By Sgt. Matthew C. Cooley, 15th Sustainment Brigade Public AffairsJanuary 22, 2010
CONTINGENCY OPERATING LOCATION Q-WEST, Iraq - Hundreds of Soldiers filled the Morale, Welfare and Recreation center here Jan. 18 to celebrate Martin Luther King Jr. Day with an observance hosted by the 15th Special Troops Battalion, 15th Sustainment Brigade, 13th Sustainment Command (Expeditionary).
The observance included a performance by the Anointed Voices of Liberty Choir, an explanation of the origin of Martin Luther King Jr. Day, a slide show about King's life, a video of his famous "I Have a Dream" speech, and words by guest speaker Col. Larry Phelps, 15th Sust. Bde. commander and Greenville, Ala., native.
The choir, which sings for chapel services, sang several spirituals including "We Shall Overcome" as part of their arrangement and during the observance's closing.
Sgt. Railin Isaac, Headquarters and Headquarters Company, 15th Special Troops Battalion, 15th Sustainment Brigade, orderly room noncommissioned officer, explained the origins of the celebration which was first observed Jan. 20, 1986 but was not observed by all 50 states until 2000.
"It is one of four United States holidays to commemorate an individual person," Isaac said.
She also mentioned that during the campaign to make the day a federal holiday, 6 million signatures were collected in favor of the issue, the largest petition of its kind in U.S. history.
After the video of the "I Have a Dream" speech, Phelps said that he hoped everyone paid careful attention to it.
"... the 1,642 words that changed the nation that changes the world. Only 1,642 words, but words of such value, such impact, that they changed the course of the an entire nation," Phelps said.
He also said that King was one of America's founding fathers; he just came along later than the others in history. He encouraged the Soldiers to look to King as role model to emulate in character and values, and his courage to stand up for what was right.
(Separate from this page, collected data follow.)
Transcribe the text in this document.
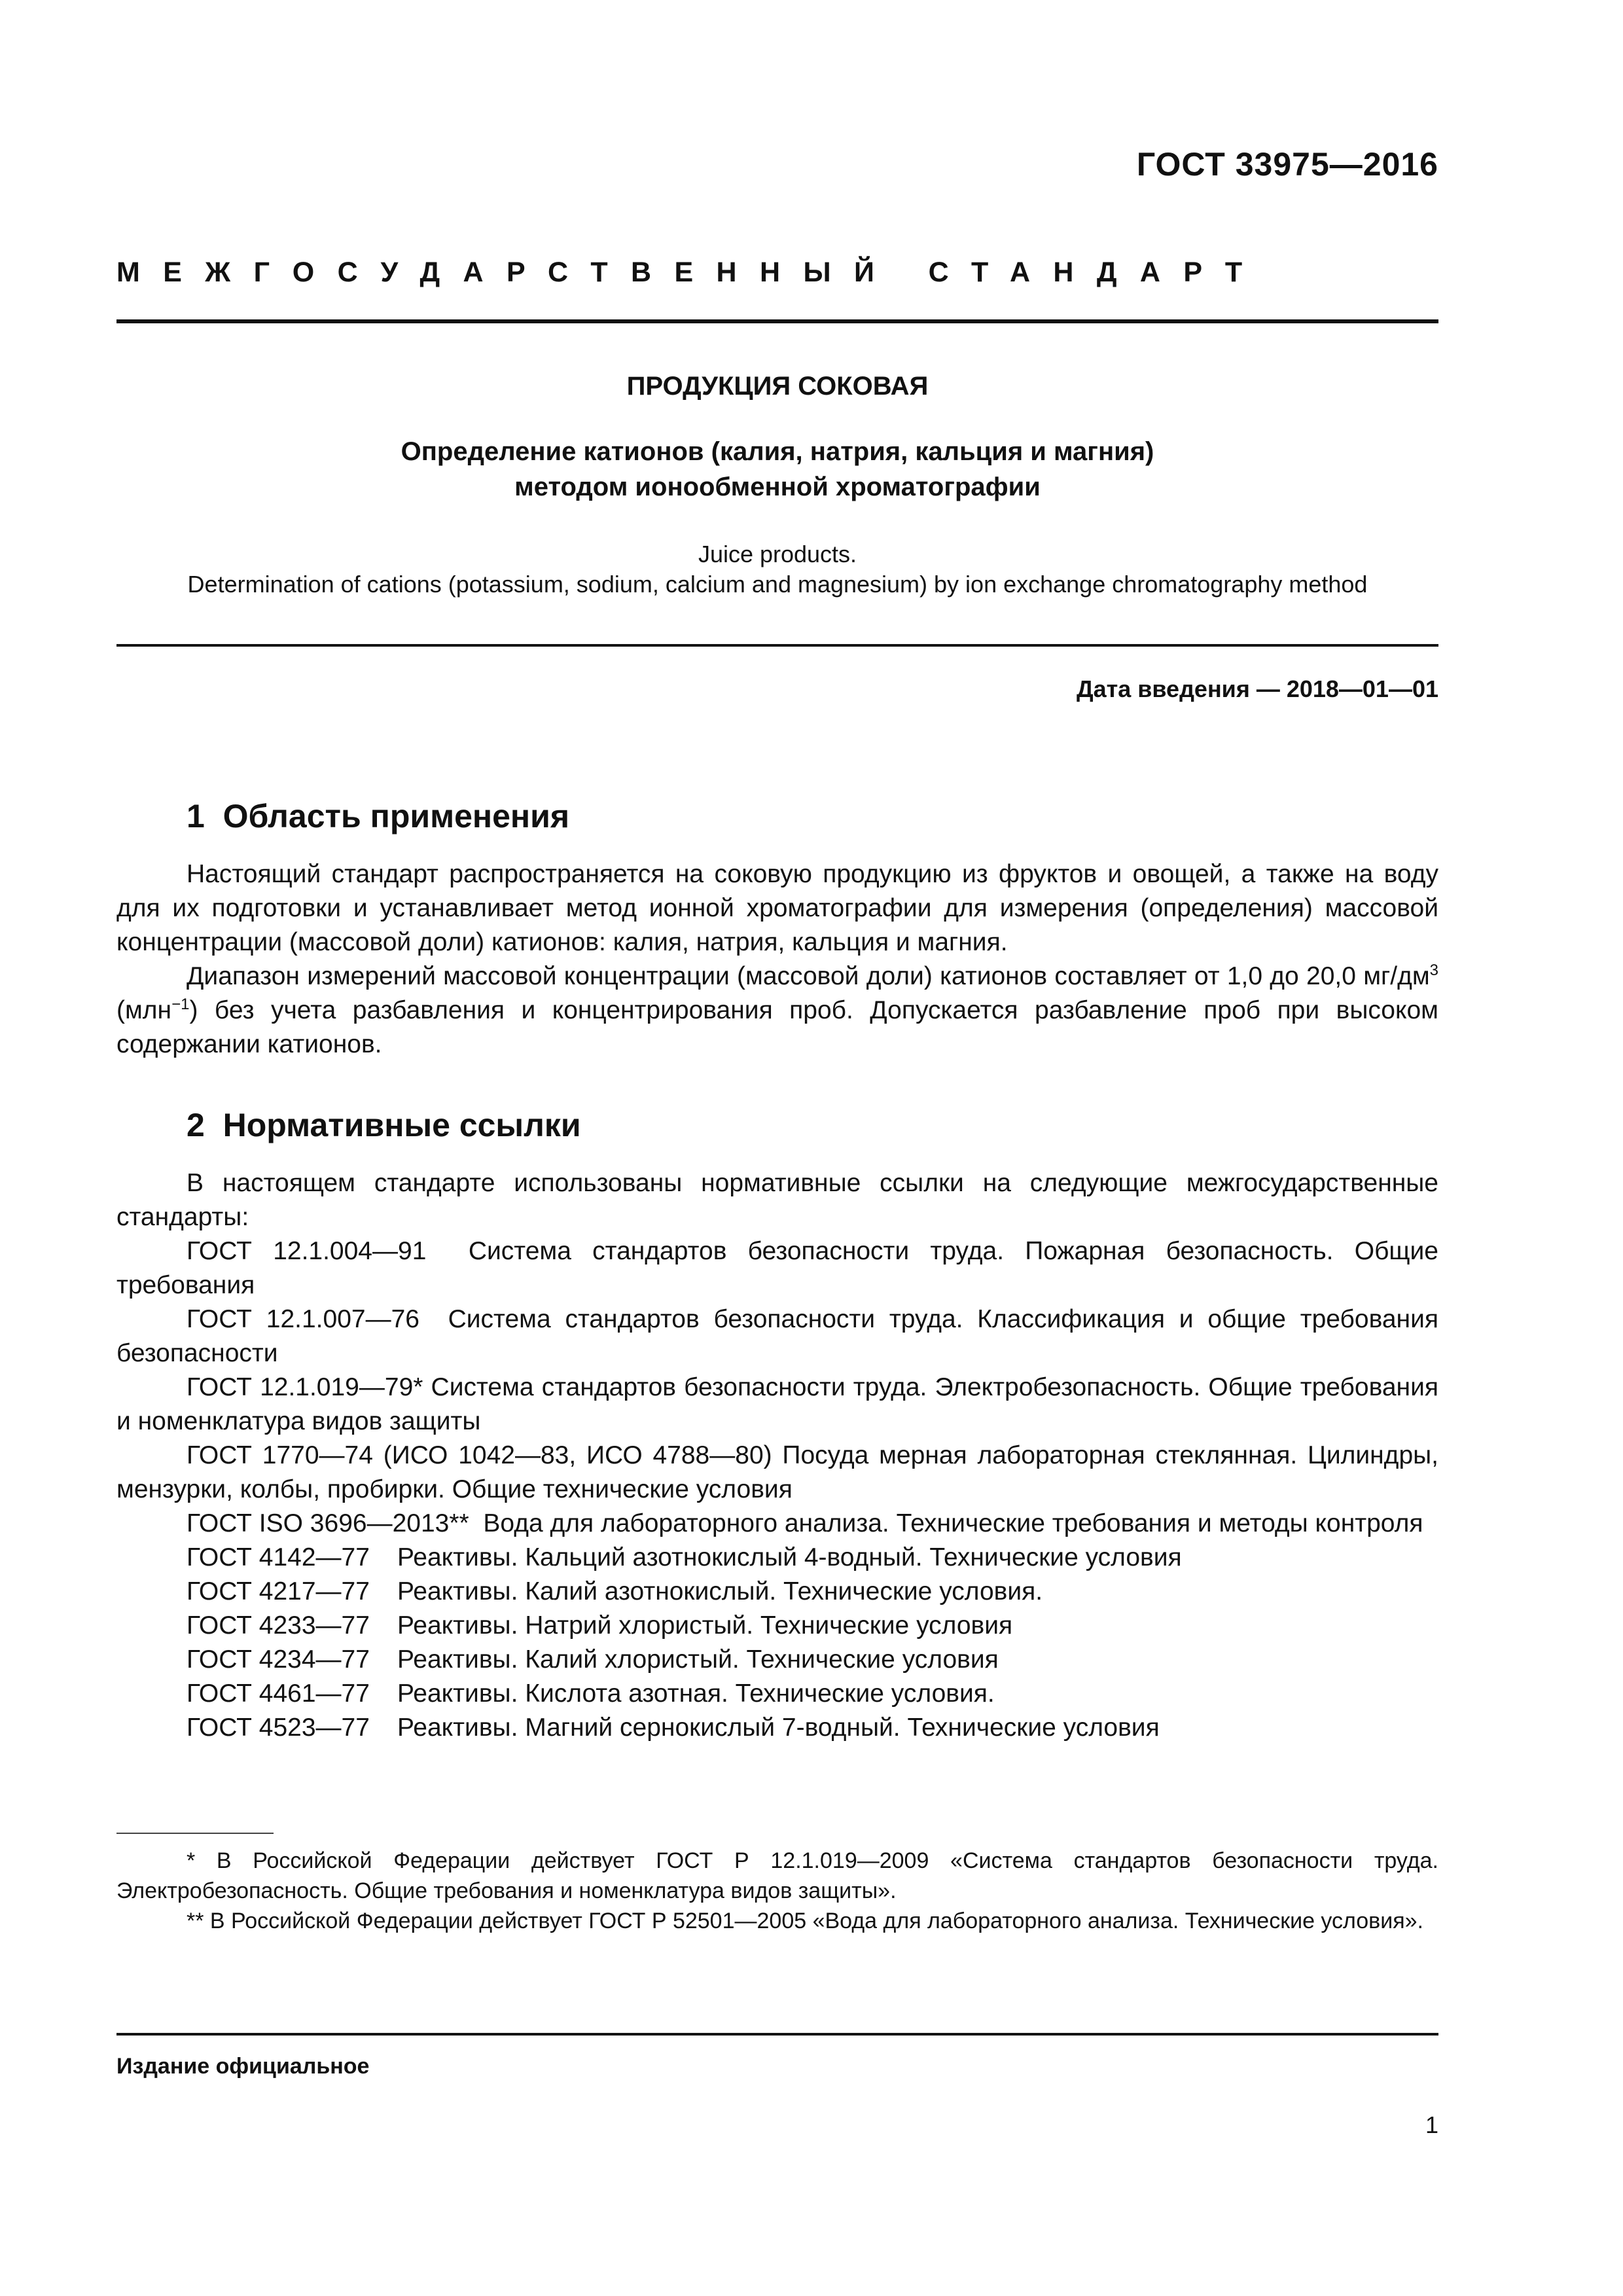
ГОСТ 33975—2016
МЕЖГОСУДАРСТВЕННЫЙ СТАНДАРТ
ПРОДУКЦИЯ СОКОВАЯ
Определение катионов (калия, натрия, кальция и магния)
методом ионообменной хроматографии
Juice products.
Determination of cations (potassium, sodium, calcium and magnesium) by ion exchange chromatography method
Дата введения — 2018—01—01
1  Область применения

Настоящий стандарт распространяется на соковую продукцию из фруктов и овощей, а также на воду для их подготовки и устанавливает метод ионной хроматографии для измерения (определения) массовой концентрации (массовой доли) катионов: калия, натрия, кальция и магния.

Диапазон измерений массовой концентрации (массовой доли) катионов составляет от 1,0 до 20,0 $мг/дм^3$ (млн$^{-1}$) без учета разбавления и концентрирования проб. Допускается разбавление проб при высоком содержании катионов.

2  Нормативные ссылки

В настоящем стандарте использованы нормативные ссылки на следующие межгосударственные стандарты:

ГОСТ 12.1.004—91  Система стандартов безопасности труда. Пожарная безопасность. Общие требования

ГОСТ 12.1.007—76  Система стандартов безопасности труда. Классификация и общие требования безопасности

ГОСТ 12.1.019—79* Система стандартов безопасности труда. Электробезопасность. Общие требования и номенклатура видов защиты

ГОСТ 1770—74 (ИСО 1042—83, ИСО 4788—80) Посуда мерная лабораторная стеклянная. Цилиндры, мензурки, колбы, пробирки. Общие технические условия

ГОСТ ISO 3696—2013**  Вода для лабораторного анализа. Технические требования и методы контроля

ГОСТ 4142—77 Реактивы. Кальций азотнокислый 4-водный. Технические условия

ГОСТ 4217—77 Реактивы. Калий азотнокислый. Технические условия.

ГОСТ 4233—77 Реактивы. Натрий хлористый. Технические условия

ГОСТ 4234—77 Реактивы. Калий хлористый. Технические условия

ГОСТ 4461—77 Реактивы. Кислота азотная. Технические условия.

ГОСТ 4523—77 Реактивы. Магний сернокислый 7-водный. Технические условия

* В Российской Федерации действует ГОСТ Р 12.1.019—2009 «Система стандартов безопасности труда. Электробезопасность. Общие требования и номенклатура видов защиты».

** В Российской Федерации действует ГОСТ Р 52501—2005 «Вода для лабораторного анализа. Технические условия».

Издание официальное
1
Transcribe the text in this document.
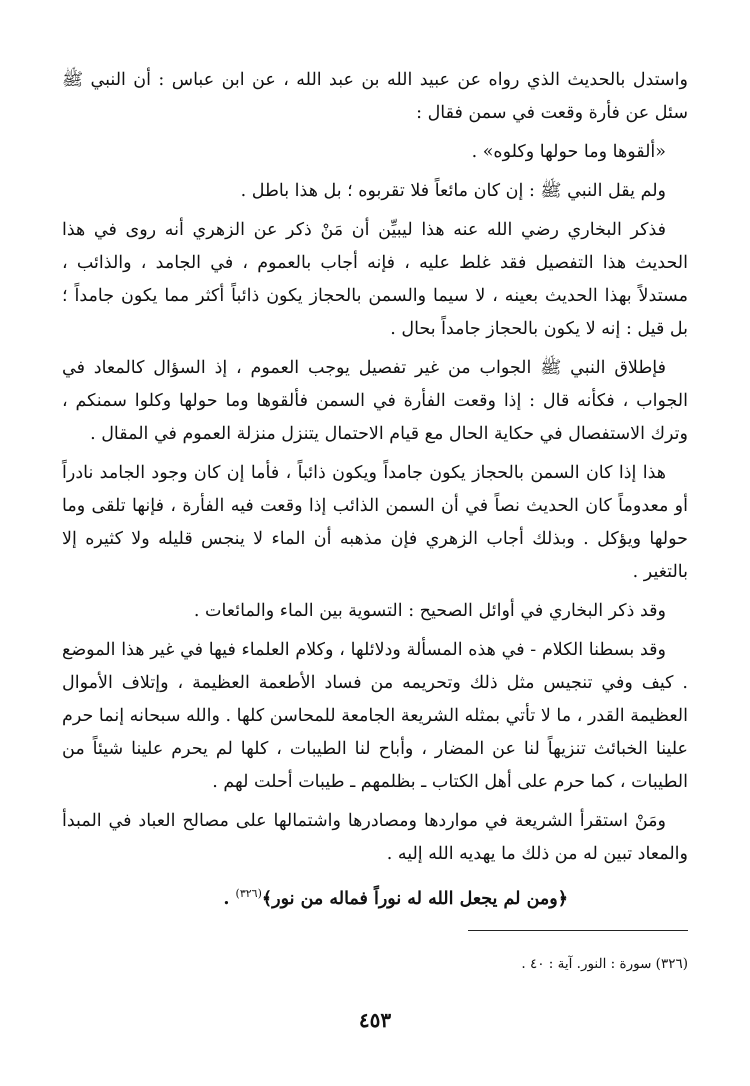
واستدل بالحديث الذي رواه عن عبيد الله بن عبد الله ، عن ابن عباس : أن النبي ﷺ سئل عن فأرة وقعت في سمن فقال :

«ألقوها وما حولها وكلوه» .

ولم يقل النبي ﷺ : إن كان مائعاً فلا تقربوه ؛ بل هذا باطل .

فذكر البخاري رضي الله عنه هذا ليبيِّن أن مَنْ ذكر عن الزهري أنه روى في هذا الحديث هذا التفصيل فقد غلط عليه ، فإنه أجاب بالعموم ، في الجامد ، والذائب ، مستدلاً بهذا الحديث بعينه ، لا سيما والسمن بالحجاز يكون ذائباً أكثر مما يكون جامداً ؛ بل قيل : إنه لا يكون بالحجاز جامداً بحال .

فإطلاق النبي ﷺ الجواب من غير تفصيل يوجب العموم ، إذ السؤال كالمعاد في الجواب ، فكأنه قال : إذا وقعت الفأرة في السمن فألقوها وما حولها وكلوا سمنكم ، وترك الاستفصال في حكاية الحال مع قيام الاحتمال يتنزل منزلة العموم في المقال .

هذا إذا كان السمن بالحجاز يكون جامداً ويكون ذائباً ، فأما إن كان وجود الجامد نادراً أو معدوماً كان الحديث نصاً في أن السمن الذائب إذا وقعت فيه الفأرة ، فإنها تلقى وما حولها ويؤكل . وبذلك أجاب الزهري فإن مذهبه أن الماء لا ينجس قليله ولا كثيره إلا بالتغير .

وقد ذكر البخاري في أوائل الصحيح : التسوية بين الماء والمائعات .

وقد بسطنا الكلام - في هذه المسألة ودلائلها ، وكلام العلماء فيها في غير هذا الموضع . كيف وفي تنجيس مثل ذلك وتحريمه من فساد الأطعمة العظيمة ، وإتلاف الأموال العظيمة القدر ، ما لا تأتي بمثله الشريعة الجامعة للمحاسن كلها . والله سبحانه إنما حرم علينا الخبائث تنزيهاً لنا عن المضار ، وأباح لنا الطيبات ، كلها لم يحرم علينا شيئاً من الطيبات ، كما حرم على أهل الكتاب ـ بظلمهم ـ طيبات أحلت لهم .

ومَنْ استقرأ الشريعة في مواردها ومصادرها واشتمالها على مصالح العباد في المبدأ والمعاد تبين له من ذلك ما يهديه الله إليه .

﴿ومن لم يجعل الله له نوراً فماله من نور﴾$^{(٣٢٦)}$ .

(٣٢٦) سورة : النور. آية : ٤٠ .
٤٥٣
"I remember going to a segregated school. I remember white and negro water fountains," Phelps said.
"And I remember the feeling of great sadness, of great loss we all felt when, on 4 April 1968, we heard the news of his assassination in Memphis."
After the observance Sgt. 1st Class Yetta Stewart, 15th Sust. Bde.'s equal opportunity advisor and Ann Arbor, Mich., native, explained why she believed that the day was so important.
"We want people to understand that Martin Luther King fought for equality for everyone," she said, emphasizing that the color of the person's skin didn't matter.
"It makes us culturally aware of racism and discrimination," Stewart said.
She also said that some people are a "product of their environment" and that additional education may help them overcome negative inclinations.
"We are all Americans and we are all the beneficiaries of Dr. King's dream," Phelps said.